In addition to using the database to study the regulatory process, the data collected will provide a new source to continue my dissertation research on the effects of collecting nonregulatory functions in regulatory agencies. Given that new laws often bring with them new agency responsibilities, the data will provide another source to systematically study how regulatory agencies react when charged to implement a more diverse set of functions. Preliminary data collection efforts have already shown the dramatic differences in the length of the regulatory lifecycle both between and within regulatory agencies. To support this data gathering as well as that associated with my survey project on sources of motivation in regulatory agencies, Cary Coglianese and I are currently developing a grant proposal which will be submitted at the end of 2011. This grant proposal will also include plans to conduct surveys periodically to amass longitudinal information on civil servant motivation.
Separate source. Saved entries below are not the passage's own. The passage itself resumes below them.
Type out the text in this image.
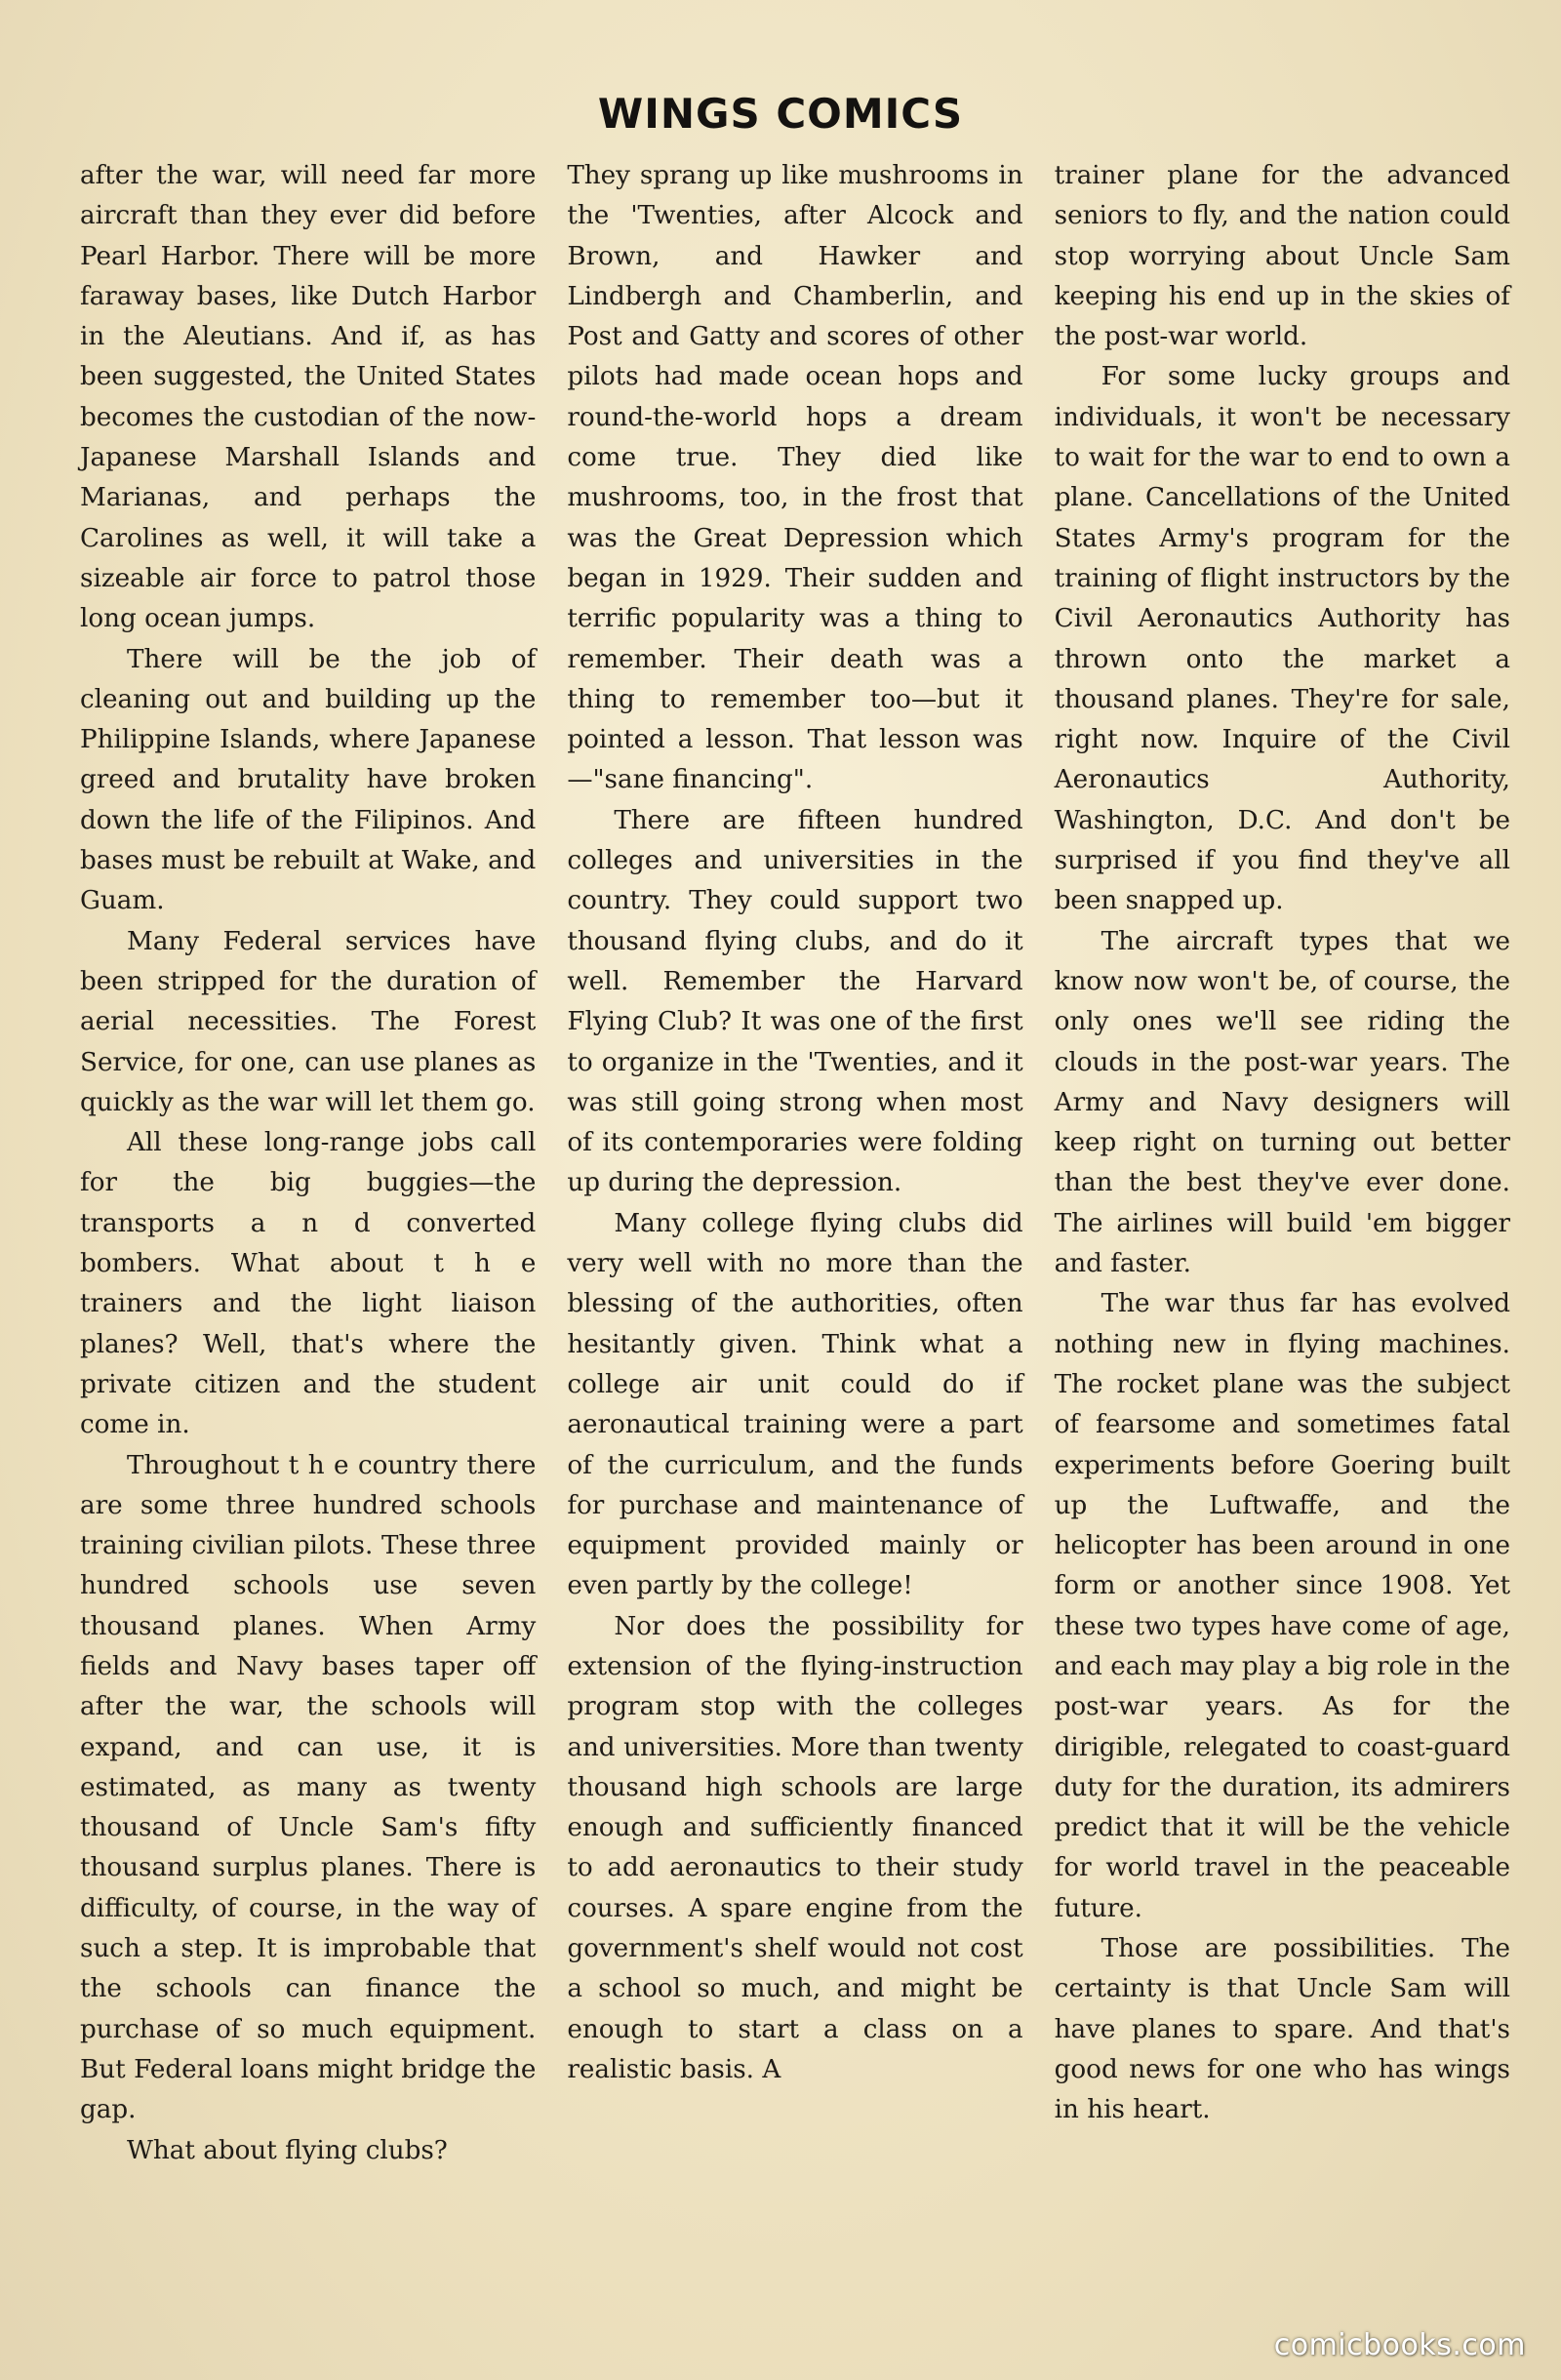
WINGS COMICS

after the war, will need far more aircraft than they ever did before Pearl Harbor. There will be more faraway bases, like Dutch Harbor in the Aleutians. And if, as has been suggested, the United States becomes the custodian of the now-Japanese Marshall Islands and Marianas, and perhaps the Carolines as well, it will take a sizeable air force to patrol those long ocean jumps.

There will be the job of cleaning out and building up the Philippine Islands, where Japanese greed and brutality have broken down the life of the Filipinos. And bases must be rebuilt at Wake, and Guam.

Many Federal services have been stripped for the duration of aerial necessities. The Forest Service, for one, can use planes as quickly as the war will let them go.

All these long-range jobs call for the big buggies—the transports a n d converted bombers. What about t h e trainers and the light liaison planes? Well, that's where the private citizen and the student come in.

Throughout t h e country there are some three hundred schools training civilian pilots. These three hundred schools use seven thousand planes. When Army fields and Navy bases taper off after the war, the schools will expand, and can use, it is estimated, as many as twenty thousand of Uncle Sam's fifty thousand surplus planes. There is difficulty, of course, in the way of such a step. It is improbable that the schools can finance the purchase of so much equipment. But Federal loans might bridge the gap.

What about flying clubs?

They sprang up like mushrooms in the 'Twenties, after Alcock and Brown, and Hawker and Lindbergh and Chamberlin, and Post and Gatty and scores of other pilots had made ocean hops and round-the-world hops a dream come true. They died like mushrooms, too, in the frost that was the Great Depression which began in 1929. Their sudden and terrific popularity was a thing to remember. Their death was a thing to remember too—but it pointed a lesson. That lesson was—"sane financing".

There are fifteen hundred colleges and universities in the country. They could support two thousand flying clubs, and do it well. Remember the Harvard Flying Club? It was one of the first to organize in the 'Twenties, and it was still going strong when most of its contemporaries were folding up during the depression.

Many college flying clubs did very well with no more than the blessing of the authorities, often hesitantly given. Think what a college air unit could do if aeronautical training were a part of the curriculum, and the funds for purchase and maintenance of equipment provided mainly or even partly by the college!

Nor does the possibility for extension of the flying-instruction program stop with the colleges and universities. More than twenty thousand high schools are large enough and sufficiently financed to add aeronautics to their study courses. A spare engine from the government's shelf would not cost a school so much, and might be enough to start a class on a realistic basis. A

trainer plane for the advanced seniors to fly, and the nation could stop worrying about Uncle Sam keeping his end up in the skies of the post-war world.

For some lucky groups and individuals, it won't be necessary to wait for the war to end to own a plane. Cancellations of the United States Army's program for the training of flight instructors by the Civil Aeronautics Authority has thrown onto the market a thousand planes. They're for sale, right now. Inquire of the Civil Aeronautics Authority, Washington, D.C. And don't be surprised if you find they've all been snapped up.

The aircraft types that we know now won't be, of course, the only ones we'll see riding the clouds in the post-war years. The Army and Navy designers will keep right on turning out better than the best they've ever done. The airlines will build 'em bigger and faster.

The war thus far has evolved nothing new in flying machines. The rocket plane was the subject of fearsome and sometimes fatal experiments before Goering built up the Luftwaffe, and the helicopter has been around in one form or another since 1908. Yet these two types have come of age, and each may play a big role in the post-war years. As for the dirigible, relegated to coast-guard duty for the duration, its admirers predict that it will be the vehicle for world travel in the peaceable future.

Those are possibilities. The certainty is that Uncle Sam will have planes to spare. And that's good news for one who has wings in his heart.

comicbooks.com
I also plan to continue work on two smaller projects associated with my research agenda on regulatory politics. In the first, I demonstrate using panel data and a series of count data models how congressional subcommittee members impacted U.S. Department of Justice Antitrust Division price fixing prosecutions over a recent twenty year period. Examining enforcement over several presidential administrations, I further show how Executive Office preferences mitigated congressional influence, thereby demonstrating the interplay between political principals in influencing agency behavior. The second project uses a formal model to examine the various roles that managers can be asked to fulfill in public and private organizations. I show how the sources of civil servant motivation as well as the associated ability levels of the employees determine whether agency managers will be called to act as coaches, observers, or monitors.